Quinze ans après l’avoir quittée dans la précipitation, Khédidja (Aïssatou Diallo Sagna, César de la meilleure actrice dans un second rôle pour La Fracture, le précédent film de Catherine Corsini), revient en Corse où un couple de grands bourgeois parisiens (Denis Podalydès et Virginie Ledoyen, plus caricaturaux que nature), qui y ont une maison, lui ont confié le soin de veiller sur leur nombreuse et bruyante progéniture. C’est l’occasion pour les deux filles de Khédidja, Jessica, 18 ans, qui vient d’intégrer Sciences Po, et Farah, 15 ans, moins brillante et plus turbulente, de découvrir l’île où elle sont nées et de déterrer les secrets sur leurs origines qui y sont enfouis.
Le Retour a réussi à être sélectionné en compétition officielle à Cannes et à faire oublier l’odeur de soufre qui l’entourait avant sa projection. Le tournage, dit-on, aurait été houleux – Catherine Corsini est connue pour être une réalisatrice éruptive – et deux signalements pour agressions sexuelles ont été déposés. Mais la polémique s’est éteinte et le film, revenu bredouille de Cannes, a réussi à se glisser dans la programmation très riche de ce début d’été (Mission Impossible, Oppenheimer, Barbie…) au risque de n’y pas trouver son public.
Il le mériterait pourtant ; car Le Retour, malgré le schématisme de son scénario, encorseté dans un cahier des charges peut-être trop lourd, et ses grosses ficelles, est un film réussi.

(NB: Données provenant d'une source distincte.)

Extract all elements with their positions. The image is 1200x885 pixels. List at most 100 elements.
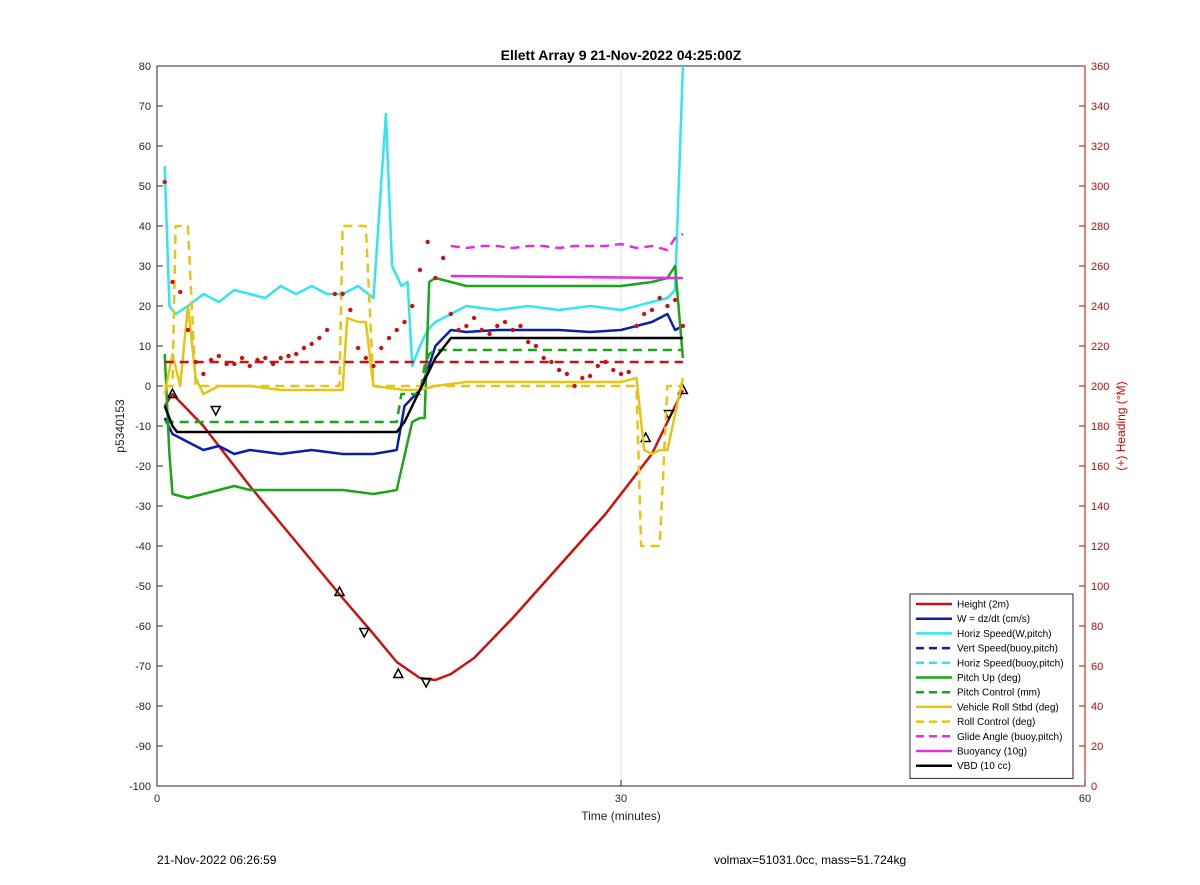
- heading-point: [603, 359, 608, 365]
- y2-tick-label: 80: [1091, 621, 1103, 633]
- heading-point: [518, 323, 523, 329]
- y2-tick-label: 280: [1091, 221, 1109, 233]
- heading-point: [178, 289, 183, 295]
- heading-point: [239, 355, 245, 361]
- heading-point: [340, 291, 345, 297]
- heading-point: [263, 355, 268, 361]
- heading-point: [363, 355, 368, 361]
- y2-tick-label: 20: [1091, 741, 1103, 753]
- heading-point: [232, 361, 237, 367]
- height-marker: [166, 387, 179, 399]
- heading-point: [332, 291, 338, 297]
- series-horiz-speed-w-pitch: [163, 65, 685, 368]
- legend-label: Vehicle Roll Stbd (deg): [957, 702, 1059, 713]
- y-tick-label: -80: [135, 701, 151, 713]
- footer-info: volmax=51031.0cc, mass=51.724kg: [714, 853, 906, 867]
- legend-label: Height (2m): [957, 600, 1009, 611]
- heading-point: [572, 383, 577, 389]
- y-tick-label: -50: [135, 581, 151, 593]
- heading-point: [247, 363, 252, 369]
- heading-point: [324, 327, 330, 333]
- legend-label: Buoyancy (10g): [957, 747, 1027, 758]
- y2-tick-label: 160: [1091, 461, 1109, 473]
- legend: Height (2m) W = dz/dt (cm/s) Horiz Speed(W…: [909, 593, 1074, 779]
- heading-point: [495, 323, 500, 329]
- legend-label: Glide Angle (buoy,pitch): [957, 732, 1062, 743]
- legend-label: Vert Speed(buoy,pitch): [957, 644, 1058, 655]
- footer-timestamp: 21-Nov-2022 06:26:59: [157, 853, 277, 867]
- heading-point: [487, 331, 492, 337]
- y-tick-label: 80: [139, 61, 151, 73]
- legend-label: W = dz/dt (cm/s): [957, 614, 1030, 625]
- y-tick-label: -100: [129, 781, 151, 793]
- series-vehicle-roll-stbd-deg: [163, 304, 685, 456]
- y2-tick-label: 360: [1091, 61, 1109, 73]
- heading-point: [556, 367, 562, 373]
- y2-tick-label: 240: [1091, 301, 1109, 313]
- heading-point: [170, 279, 175, 285]
- y-tick-label: 40: [139, 221, 151, 233]
- series-vbd-10-cc: [163, 336, 683, 434]
- heading-point: [417, 267, 423, 273]
- heading-point: [216, 353, 222, 359]
- x-tick-label: 0: [154, 793, 160, 805]
- y-tick-label: 70: [139, 101, 151, 113]
- heading-point: [425, 239, 430, 245]
- series-heading-13: [162, 179, 686, 389]
- heading-point: [193, 359, 198, 365]
- heading-point: [255, 357, 260, 363]
- heading-point: [185, 327, 191, 333]
- y-tick-label: 0: [145, 381, 151, 393]
- y-tick-label: -10: [135, 421, 151, 433]
- legend-box: [909, 593, 1074, 779]
- heading-point: [526, 339, 531, 345]
- y2-axis-label: (+) Heading (°M): [1114, 381, 1128, 470]
- x-axis-label: Time (minutes): [581, 809, 661, 823]
- y2-tick-label: 120: [1091, 541, 1109, 553]
- series-pitch-control-mm: [164, 348, 683, 424]
- legend-label: Roll Control (deg): [957, 717, 1035, 728]
- height-marker: [333, 585, 346, 597]
- heading-point: [649, 307, 655, 313]
- y-tick-label: -30: [135, 501, 151, 513]
- heading-point: [642, 311, 647, 317]
- y-tick-label: 50: [139, 181, 151, 193]
- heading-point: [440, 255, 446, 261]
- legend-label: Pitch Up (deg): [957, 673, 1021, 684]
- right-y-axis: 3603403203002802602402202001801601401201…: [1079, 61, 1109, 793]
- y-tick-label: -70: [135, 661, 151, 673]
- y2-tick-label: 200: [1091, 381, 1109, 393]
- heading-point: [657, 295, 662, 301]
- y-tick-label: 10: [139, 341, 151, 353]
- heading-point: [626, 369, 631, 375]
- heading-point: [317, 335, 322, 341]
- legend-label: VBD (10 cc): [957, 761, 1011, 772]
- heading-point: [665, 303, 670, 309]
- heading-point: [208, 357, 214, 363]
- chart-title: Ellett Array 9 21-Nov-2022 04:25:00Z: [501, 47, 742, 63]
- height-marker: [358, 627, 370, 639]
- legend-label: Horiz Speed(W,pitch): [957, 629, 1051, 640]
- heading-point: [301, 345, 307, 351]
- y-tick-label: 20: [139, 301, 151, 313]
- series-pitch-up-deg: [163, 264, 685, 500]
- y2-tick-label: 260: [1091, 261, 1109, 273]
- heading-point: [309, 341, 314, 347]
- heading-point: [348, 307, 353, 313]
- heading-point: [502, 319, 508, 325]
- y2-tick-label: 180: [1091, 421, 1109, 433]
- series-roll-control-deg: [164, 224, 683, 548]
- heading-point: [549, 359, 554, 365]
- heading-point: [611, 367, 616, 373]
- heading-point: [278, 355, 283, 361]
- heading-point: [379, 345, 384, 351]
- y-tick-label: -60: [135, 621, 151, 633]
- y2-tick-label: 320: [1091, 141, 1109, 153]
- y2-tick-label: 100: [1091, 581, 1109, 593]
- y2-tick-label: 300: [1091, 181, 1109, 193]
- height-marker: [210, 405, 222, 417]
- legend-label: Pitch Control (mm): [957, 688, 1040, 699]
- heading-point: [464, 323, 469, 329]
- heading-point: [433, 275, 438, 281]
- heading-point: [294, 351, 299, 357]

Le Retour embrasse large. La Corse en est peut-être le personnage principal. Catherine Corsini y a ses racines. Elle en sait la beauté – ses sublimes paysages filmés sous la chaude lumière d’un été finissant – et ses défauts – son virilisme étouffant et son nationalisme sourcilleux. Le Retour embrasse d’autres thèmes sociétaux, et notamment le racisme et l’intégration plus ou moins réussie d’une femme d’origine sénégalaise et des deux filles qu’elle élève courageusement seule. Je n’arrive pas à décider si leur confrontation avec le couple bien-pensant interprété par Denis Podalydès et Virginie Ledoyen qui, sous couvert d’une hospitalité de façade, laisse transparaître son racisme ordinaire, est particulièrement bien vue ou trop caricaturale.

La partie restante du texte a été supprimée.